Do outro
lado do mundo, em um lugar que poucos se aventuram, existe uma cidade esculpida nos penhascos.
Ninguém mais se lembra qual foi o primeiro desbravador que um dia achou que
naquelas pedras duras seria possível construir uma vila. Porém, muitos o seguiram, homens, mulheres e
crianças, que acreditaram que um lar poderia ser elevado naqueles rochedos; uma
morada que ousava tocar as nuvens.
Também
tiveram muitas perdas nos primeiros anos...
Naquelas terras de alicerces inseguros, alguns dos mais ousados viram
suas casas despencando para o profundo azul do mar. Infelizmente, muitos acompanharam
suas malogradas construções neste último encontro com o frio fim de um sonho.
Parece
estranho que um pai decida deixar a segurança do solo firme da planície pelas
incertezas dos penhascos, mas para os que aceitam viver cercados pelas
incertezas sempre resta uma recompensa: Aos criados nas terras de penhascos, o clima,
o solo e as necessidades os agraciaram com uma sabedoria que só germina entre
aquelas que trilham os caminhos mais árduos.
Em
uma altitude que faz o ar ser tão rarefeito, desde a mais tenra idade, se
aprendia o valor do respirar. Estavam sempre conscientes de cada simples
inspiração e expiração, para aproveitar o máximo desta dádiva tão escassa.
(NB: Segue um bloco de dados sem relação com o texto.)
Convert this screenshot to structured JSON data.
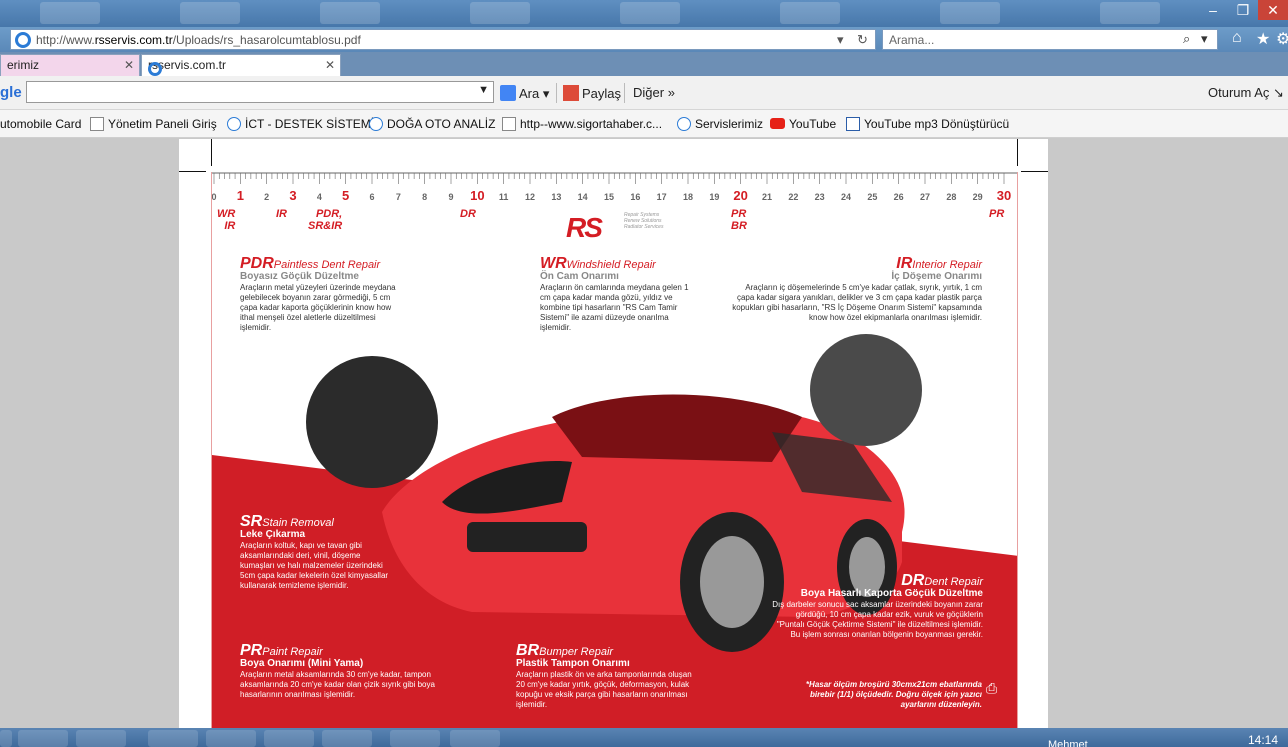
{
  "browser": {
    "url_prefix": "http://www.",
    "url_domain": "rsservis.com.tr",
    "url_path": "/Uploads/rs_hasarolcumtablosu.pdf",
    "search_placeholder": "Arama...",
    "tabs": [
      {
        "label": "erimiz"
      },
      {
        "label": "rsservis.com.tr"
      }
    ]
  },
  "toolbar": {
    "google_logo": "gle",
    "ara": "Ara",
    "paylas": "Paylaş",
    "diger": "Diğer",
    "oturum": "Oturum Aç"
  },
  "favorites": [
    {
      "label": "utomobile Card"
    },
    {
      "label": "Yönetim Paneli  Giriş"
    },
    {
      "label": "İCT - DESTEK SİSTEMİ"
    },
    {
      "label": "DOĞA OTO ANALİZ"
    },
    {
      "label": "http--www.sigortahaber.c..."
    },
    {
      "label": "Servislerimiz"
    },
    {
      "label": "YouTube"
    },
    {
      "label": "YouTube mp3 Dönüştürücü"
    }
  ],
  "ruler": {
    "labels": [
      "0",
      "1",
      "2",
      "3",
      "4",
      "5",
      "6",
      "7",
      "8",
      "9",
      "10",
      "11",
      "12",
      "13",
      "14",
      "15",
      "16",
      "17",
      "18",
      "19",
      "20",
      "21",
      "22",
      "23",
      "24",
      "25",
      "26",
      "27",
      "28",
      "29",
      "30"
    ],
    "highlight": [
      "1",
      "3",
      "5",
      "10",
      "20",
      "30"
    ]
  },
  "markers": {
    "wr_ir": "WR\nIR",
    "ir": "IR",
    "pdr": "PDR,\nSR&IR",
    "dr": "DR",
    "pr_br": "PR\nBR",
    "pr": "PR"
  },
  "logo": {
    "rs": "RS",
    "sub": "Repair Systems\nRenew Solutions\nRadiator Services"
  },
  "services": {
    "pdr": {
      "code": "PDR",
      "eng": "Paintless Dent Repair",
      "tr": "Boyasız Göçük Düzeltme",
      "body": "Araçların metal yüzeyleri üzerinde meydana gelebilecek boyanın zarar görmediği, 5 cm çapa kadar kaporta göçüklerinin know how ithal menşeli özel aletlerle düzeltilmesi işlemidir."
    },
    "wr": {
      "code": "WR",
      "eng": "Windshield Repair",
      "tr": "Ön Cam Onarımı",
      "body": "Araçların ön camlarında meydana gelen 1 cm çapa kadar manda gözü, yıldız ve kombine tipi hasarların \"RS Cam Tamir Sistemi\" ile azami düzeyde onarılma işlemidir."
    },
    "ir": {
      "code": "IR",
      "eng": "Interior Repair",
      "tr": "İç Döşeme Onarımı",
      "body": "Araçların iç döşemelerinde 5 cm'ye kadar çatlak, sıyrık, yırtık, 1 cm çapa kadar sigara yanıkları, delikler ve 3 cm çapa kadar plastik parça kopukları gibi hasarların, \"RS İç Döşeme Onarım Sistemi\" kapsamında know how özel ekipmanlarla onarılması işlemidir."
    },
    "sr": {
      "code": "SR",
      "eng": "Stain Removal",
      "tr": "Leke Çıkarma",
      "body": "Araçların koltuk, kapı ve tavan gibi aksamlarındaki deri, vinil, döşeme kumaşları ve halı malzemeler üzerindeki 5cm çapa kadar lekelerin özel kimyasallar kullanarak temizleme işlemidir."
    },
    "dr": {
      "code": "DR",
      "eng": "Dent Repair",
      "tr": "Boya Hasarlı Kaporta Göçük Düzeltme",
      "body": "Dış darbeler sonucu sac aksamlar üzerindeki boyanın zarar gördüğü, 10 cm çapa kadar ezik, vuruk ve göçüklerin \"Puntalı Göçük Çektirme Sistemi\" ile düzeltilmesi işlemidir. Bu işlem sonrası onarılan bölgenin boyanması gerekir."
    },
    "pr": {
      "code": "PR",
      "eng": "Paint Repair",
      "tr": "Boya Onarımı (Mini Yama)",
      "body": "Araçların metal aksamlarında 30 cm'ye kadar, tampon aksamlarında 20 cm'ye kadar olan çizik sıyrık gibi boya hasarlarının onarılması işlemidir."
    },
    "br": {
      "code": "BR",
      "eng": "Bumper Repair",
      "tr": "Plastik Tampon Onarımı",
      "body": "Araçların plastik ön ve arka tamponlarında oluşan 20 cm'ye kadar yırtık, göçük, deformasyon, kulak kopuğu ve eksik parça gibi hasarların onarılması işlemidir."
    }
  },
  "note": "*Hasar ölçüm broşürü 30cmx21cm ebatlarında birebir (1/1) ölçüdedir. Doğru ölçek için yazıcı ayarlarını düzenleyin.",
  "taskbar": {
    "user": "Mehmet",
    "time": "14:14"
  },
  "colors": {
    "brand_red": "#d41d24",
    "titlebar_blue": "#4f7fb0"
  }
}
Entre as construções sempre haviam traiçoeiras fissuras, que poderiam levar os
mais distraídos a um trágico fim. Os
passos precisam ser bem cuidados, com o
tempo mesmo os mais afoitos aprendiam que a segurança não estava na vigília
tensa e preocupada do andar, mas em ter a atenção adequada aos tempos e
oportunidades da ação e da inação.
Naquela
cidade, a vida era dura e a sobrevivência sempre dependia da força da escalada.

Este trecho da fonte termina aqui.